The workshop is a 3-week project based meeting organized around specific topic areas  to bring the organizing principles of neural cognition into machine intelligence, and to use lessons and technology from machine intelligence to understand how brains work. 

Approach

The workshop is held annually for 3 weeks generally under this schedule Participants are selected by the topic areas. The multidisciplinary aims encourage collaboration and information flow among participants. The workshop focuses on a mixture of tutorials, lectures on cutting edge research, and hands-on project work (see videos of some projects here) on topics at the border of neuroscience and AI. The project teams are organized into themed topic areas to encourage collaboration between diverse experts. Like the Cold Spring Harbor and Woods Hole summer labs and the Capo Caccia Neuromorphic Workshop, the Telluride workshop brings together major scientists and technologists with young researchers for an extended period  to work together on concrete projects. 
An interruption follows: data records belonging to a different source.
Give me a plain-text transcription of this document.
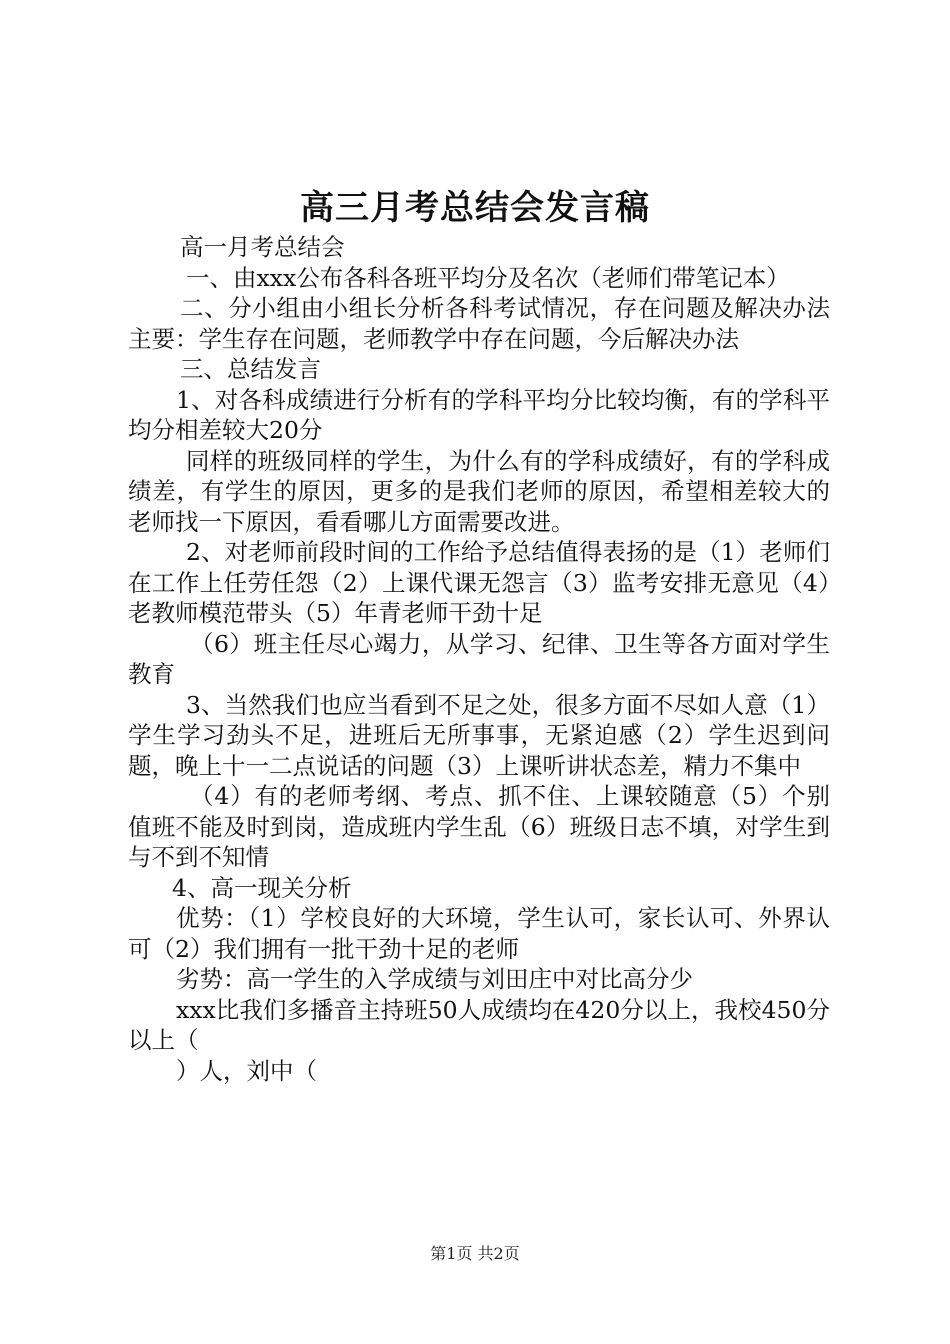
高三月考总结会发言稿

高一月考总结会

一、由xxx公布各科各班平均分及名次（老师们带笔记本）

二、分小组由小组长分析各科考试情况，存在问题及解决办法主要：学生存在问题，老师教学中存在问题，今后解决办法

三、总结发言

1、对各科成绩进行分析有的学科平均分比较均衡，有的学科平均分相差较大20分

同样的班级同样的学生，为什么有的学科成绩好，有的学科成绩差，有学生的原因，更多的是我们老师的原因，希望相差较大的老师找一下原因，看看哪儿方面需要改进。

2、对老师前段时间的工作给予总结值得表扬的是（1）老师们在工作上任劳任怨（2）上课代课无怨言（3）监考安排无意见（4）老教师模范带头（5）年青老师干劲十足

（6）班主任尽心竭力，从学习、纪律、卫生等各方面对学生教育

3、当然我们也应当看到不足之处，很多方面不尽如人意（1）学生学习劲头不足，进班后无所事事，无紧迫感（2）学生迟到问题，晚上十一二点说话的问题（3）上课听讲状态差，精力不集中

（4）有的老师考纲、考点、抓不住、上课较随意（5）个别值班不能及时到岗，造成班内学生乱（6）班级日志不填，对学生到与不到不知情

4、高一现关分析

优势：（1）学校良好的大环境，学生认可，家长认可、外界认可（2）我们拥有一批干劲十足的老师

劣势：高一学生的入学成绩与刘田庄中对比高分少

xxx比我们多播音主持班50人成绩均在420分以上，我校450分以上（

）人，刘中（

第1页 共2页
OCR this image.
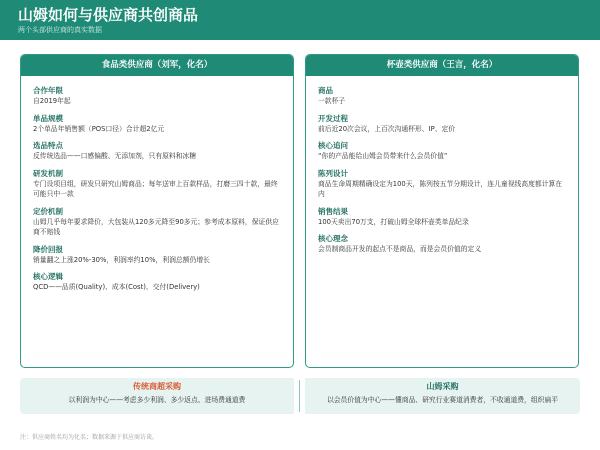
山姆如何与供应商共创商品
两个头部供应商的真实数据
食品类供应商（刘军，化名）
合作年限
自2019年起
单品规模
2个单品年销售额（POS口径）合计超2亿元
选品特点
反传统选品——口感偏酸、无添加剂，只有原料和冰糖
研发机制
专门设项目组，研发只研究山姆商品；每年送审上百款样品，打磨三四十款，最终可能只中一款
定价机制
山姆几乎每年要求降价，大包装从120多元降至90多元；参考成本原料，保证供应商不赔钱
降价回报
销量翻之上涨20%-30%，利润率约10%，利润总额仍增长
核心逻辑
QCD——品质(Quality)、成本(Cost)、交付(Delivery)
杯壶类供应商（王言，化名）
商品
一款杯子
开发过程
前后近20次会议，上百次沟通杯形、IP、定价
核心追问
“你的产品能给山姆会员带来什么会员价值”
陈列设计
商品生命周期精确设定为100天，陈列按五节分期设计，连儿童视线高度都计算在内
销售结果
100天卖出70万支，打破山姆全球杯壶类单品纪录
核心理念
会员制商品开发的起点不是商品，而是会员价值的定义
传统商超采购
以利润为中心——考虑多少利润、多少返点、进场费通道费
山姆采购
以会员价值为中心——懂商品、研究行业赛道消费者，不收通道费，组织扁平
注：供应商姓名均为化名；数据来源于供应商访谈。
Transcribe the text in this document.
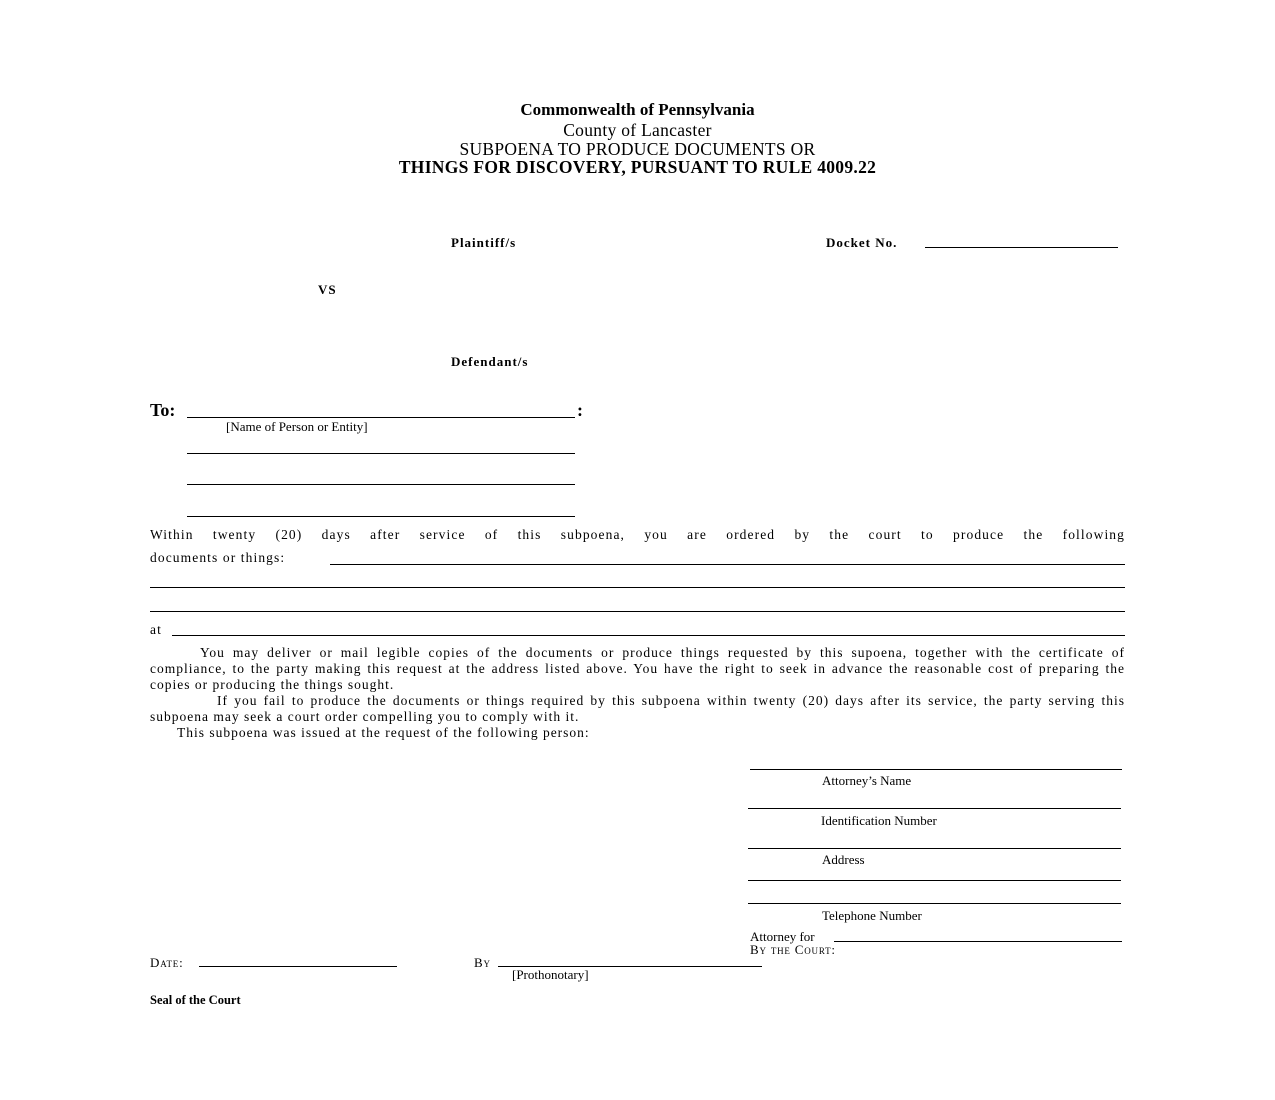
Commonwealth of Pennsylvania
County of Lancaster
SUBPOENA TO PRODUCE DOCUMENTS OR
THINGS FOR DISCOVERY, PURSUANT TO RULE 4009.22
Plaintiff/s	Docket No.
VS
Defendant/s
To:	:
[Name of Person or Entity]
Within twenty (20) days after service of this subpoena, you are ordered by the court to produce the following
documents or things:
at
You may deliver or mail legible copies of the documents or produce things requested by this supoena, together with the certificate of compliance, to the party making this request at the address listed above. You have the right to seek in advance the reasonable cost of preparing the copies or producing the things sought.
If you fail to produce the documents or things required by this subpoena within twenty (20) days after its service, the party serving this subpoena may seek a court order compelling you to comply with it.
This subpoena was issued at the request of the following person:
Attorney’s Name
Identification Number
Address
Telephone Number
Attorney for
By the Court:
Date:	By
[Prothonotary]
Seal of the Court
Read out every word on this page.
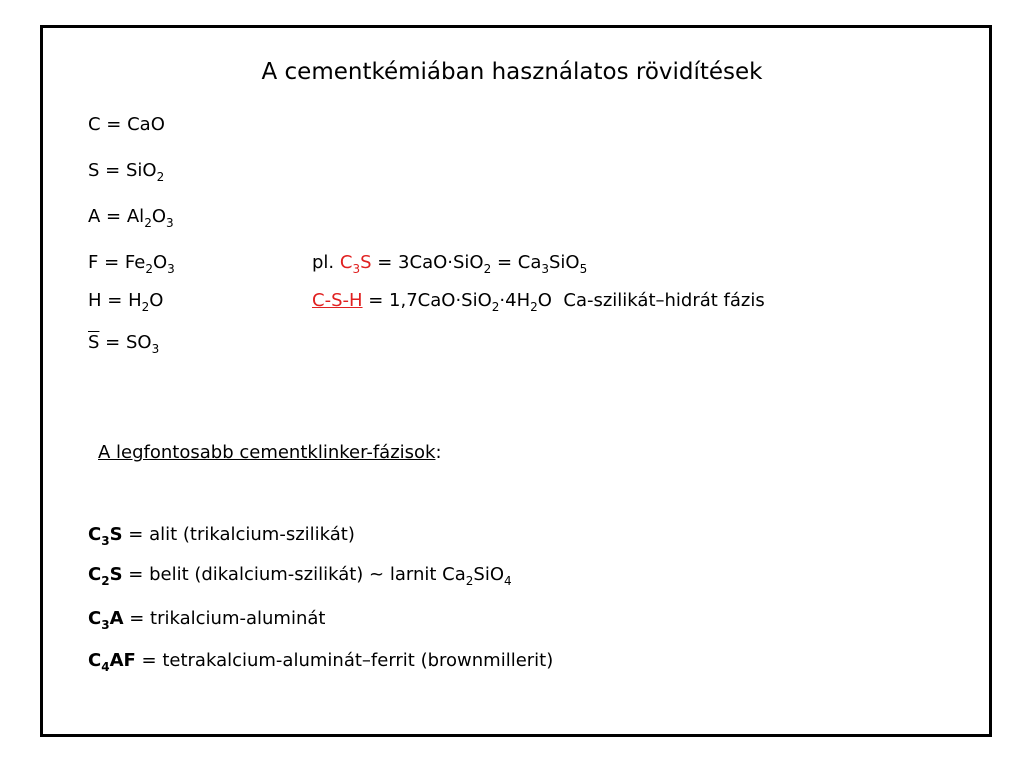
A cementkémiában használatos rövidítések
C = CaO
S = SiO$_2$
$A = Al_2O_3$
$F = Fe_2O_3$
$H = H_2O$
$\overline{S} = SO_3$
pl. $C_3S = 3CaO\cdot SiO_2 = Ca_3SiO_5$
$C-S-H = 1,7CaO\cdot SiO_2\cdot 4H_2O$  Ca-szilikát–hidrát fázis
A legfontosabb cementklinker-fázisok:
$C_3S$ = alit (trikalcium-szilikát)
$C_2S$ = belit (dikalcium-szilikát) ~ larnit $Ca_2SiO_4$
$C_3A$ = trikalcium-aluminát
$C_4AF$ = tetrakalcium-aluminát–ferrit (brownmillerit)
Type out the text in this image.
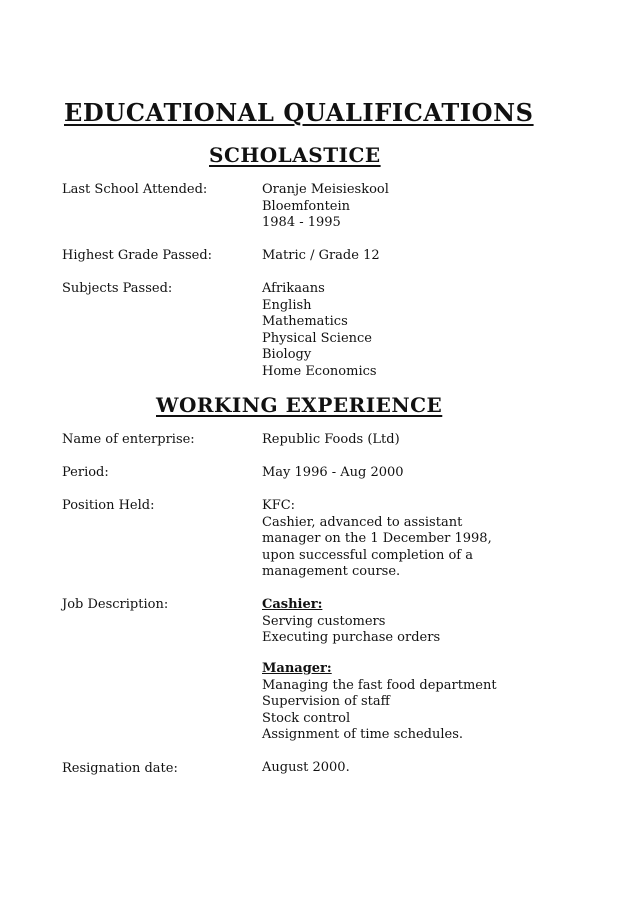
EDUCATIONAL QUALIFICATIONS
SCHOLASTICE
Last School Attended:	Oranje Meisieskool
Bloemfontein
1984 - 1995
Highest Grade Passed:	Matric / Grade 12
Subjects Passed:	Afrikaans
English
Mathematics
Physical Science
Biology
Home Economics
WORKING EXPERIENCE
Name of enterprise:	Republic Foods (Ltd)
Period:	May 1996 - Aug 2000
Position Held:	KFC:
Cashier, advanced to assistant
manager on the 1 December 1998,
upon successful completion of a
management course.
Job Description:	Cashier:
Serving customers
Executing purchase orders
Manager:
Managing the fast food department
Supervision of staff
Stock control
Assignment of time schedules.
Resignation date:	August 2000.
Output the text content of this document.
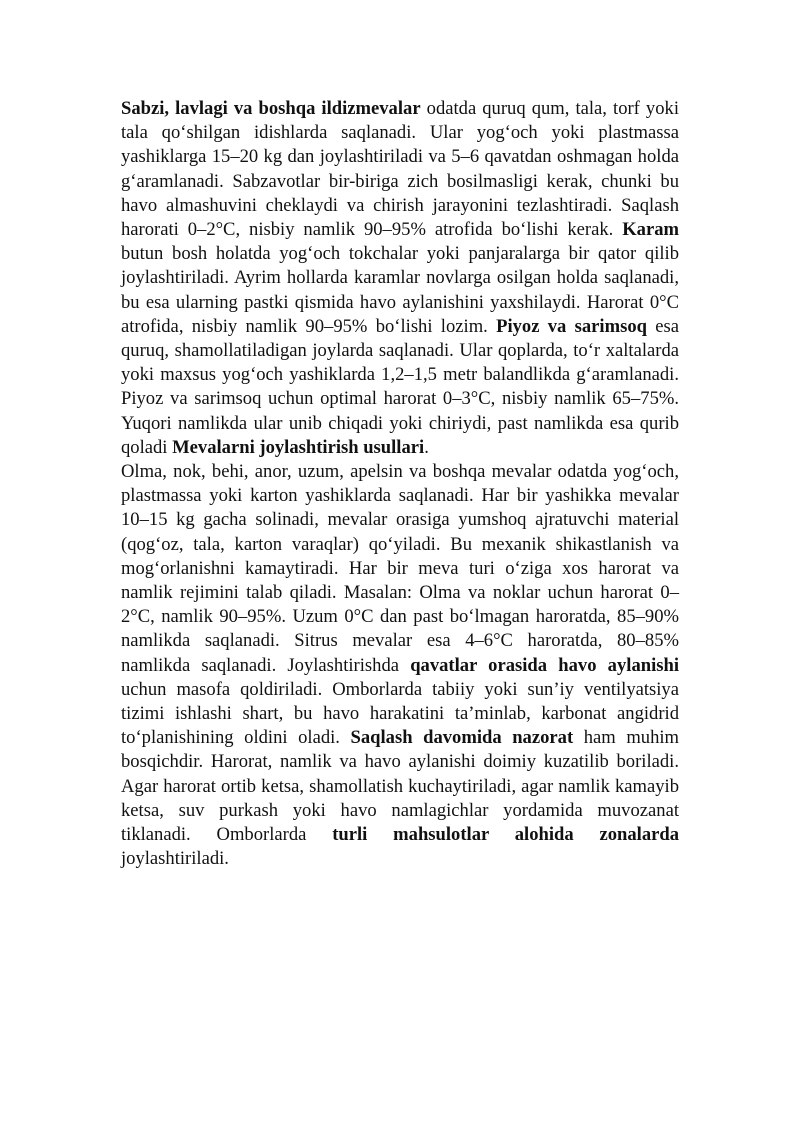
Sabzi, lavlagi va boshqa ildizmevalar odatda quruq qum, tala, torf yoki tala qo‘shilgan idishlarda saqlanadi. Ular yog‘och yoki plastmassa yashiklarga 15–20 kg dan joylashtiriladi va 5–6 qavatdan oshmagan holda g‘aramlanadi. Sabzavotlar bir-biriga zich bosilmasligi kerak, chunki bu havo almashuvini cheklaydi va chirish jarayonini tezlashtiradi. Saqlash harorati 0–2°C, nisbiy namlik 90–95% atrofida bo‘lishi kerak. Karam butun bosh holatda yog‘och tokchalar yoki panjaralarga bir qator qilib joylashtiriladi. Ayrim hollarda karamlar novlarga osilgan holda saqlanadi, bu esa ularning pastki qismida havo aylanishini yaxshilaydi. Harorat 0°C atrofida, nisbiy namlik 90–95% bo‘lishi lozim. Piyoz va sarimsoq esa quruq, shamollatiladigan joylarda saqlanadi. Ular qoplarda, to‘r xaltalarda yoki maxsus yog‘och yashiklarda 1,2–1,5 metr balandlikda g‘aramlanadi. Piyoz va sarimsoq uchun optimal harorat 0–3°C, nisbiy namlik 65–75%. Yuqori namlikda ular unib chiqadi yoki chiriydi, past namlikda esa qurib qoladi Mevalarni joylashtirish usullari.

Olma, nok, behi, anor, uzum, apelsin va boshqa mevalar odatda yog‘och, plastmassa yoki karton yashiklarda saqlanadi. Har bir yashikka mevalar 10–15 kg gacha solinadi, mevalar orasiga yumshoq ajratuvchi material (qog‘oz, tala, karton varaqlar) qo‘yiladi. Bu mexanik shikastlanish va mog‘orlanishni kamaytiradi. Har bir meva turi o‘ziga xos harorat va namlik rejimini talab qiladi. Masalan: Olma va noklar uchun harorat 0–2°C, namlik 90–95%. Uzum 0°C dan past bo‘lmagan haroratda, 85–90% namlikda saqlanadi. Sitrus mevalar esa 4–6°C haroratda, 80–85% namlikda saqlanadi. Joylashtirishda qavatlar orasida havo aylanishi uchun masofa qoldiriladi. Omborlarda tabiiy yoki sun’iy ventilyatsiya tizimi ishlashi shart, bu havo harakatini ta’minlab, karbonat angidrid to‘planishining oldini oladi. Saqlash davomida nazorat ham muhim bosqichdir. Harorat, namlik va havo aylanishi doimiy kuzatilib boriladi. Agar harorat ortib ketsa, shamollatish kuchaytiriladi, agar namlik kamayib ketsa, suv purkash yoki havo namlagichlar yordamida muvozanat tiklanadi. Omborlarda turli mahsulotlar alohida zonalarda joylashtiriladi.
Workshop Location: In Telluride, Colorado, at the Telluride Elementary School.

Telluride

The workshop is hosted by the scenic mountain valley town of Telluride, at an elevation of 9000' (2,667 m) . We work in one wing of a public schoolhouse and enjoy recreation time among the famous Rocky Mountains. Workshop participants are housed in shared condominiums spread over Telluride. The town is a lively and popular summer destination for its renowned music festivals and excellent outdoor sports; workshop participants organize hiking, overnight backpacking, fishing, volleyball, tennis, and mountain biking groups. A highlight of the workshop is our participation in the July 4th Independence Day town parade, at which the Neuromorphs have won many awards. There is an excellent town library and town park. The Telluride Academy offers children's summer courses including kids' robotics camps . Everything in the town is in walking distance, including an excellent  Ace hardware store.  The workshop has a  staff of 3-5 people for daily operation (breakfast, IT support, logistics, BBQs, etc.).

Life at the workshop

During the 2nd week, a group of distinguished neuroscientists invited by Terry Sejnowski presents lectures on cutting-edge neuroscience

Photos from previous workshops

Motivation

During the history of the workshop, both neuroscience and artificial intelligence have exploded in terms of technological capabilities. AI systems based on deep learning draw fundamental inspiration from the organization of elements involved in biological cognition. They have revolutionized most applications of machine intelligence in recent years. The capacity for neuroscience to collect data has also expanded enormously, enabling the potential for interdisciplinary work that applies machine learning to model neural activity in novel ways. 

Machine intelligence today still burns thousands of times the power consumed by brains, leading to unsolved size, weight, and power problems in embodied systems. Technology has struggled to move past supervised learning and into the domains of natural intelligence, where animals and humans can easily learn certain skills with only a few experiences, and most computers still require millions of repetitions to learn basic sensory-motor skills in a simulated environment.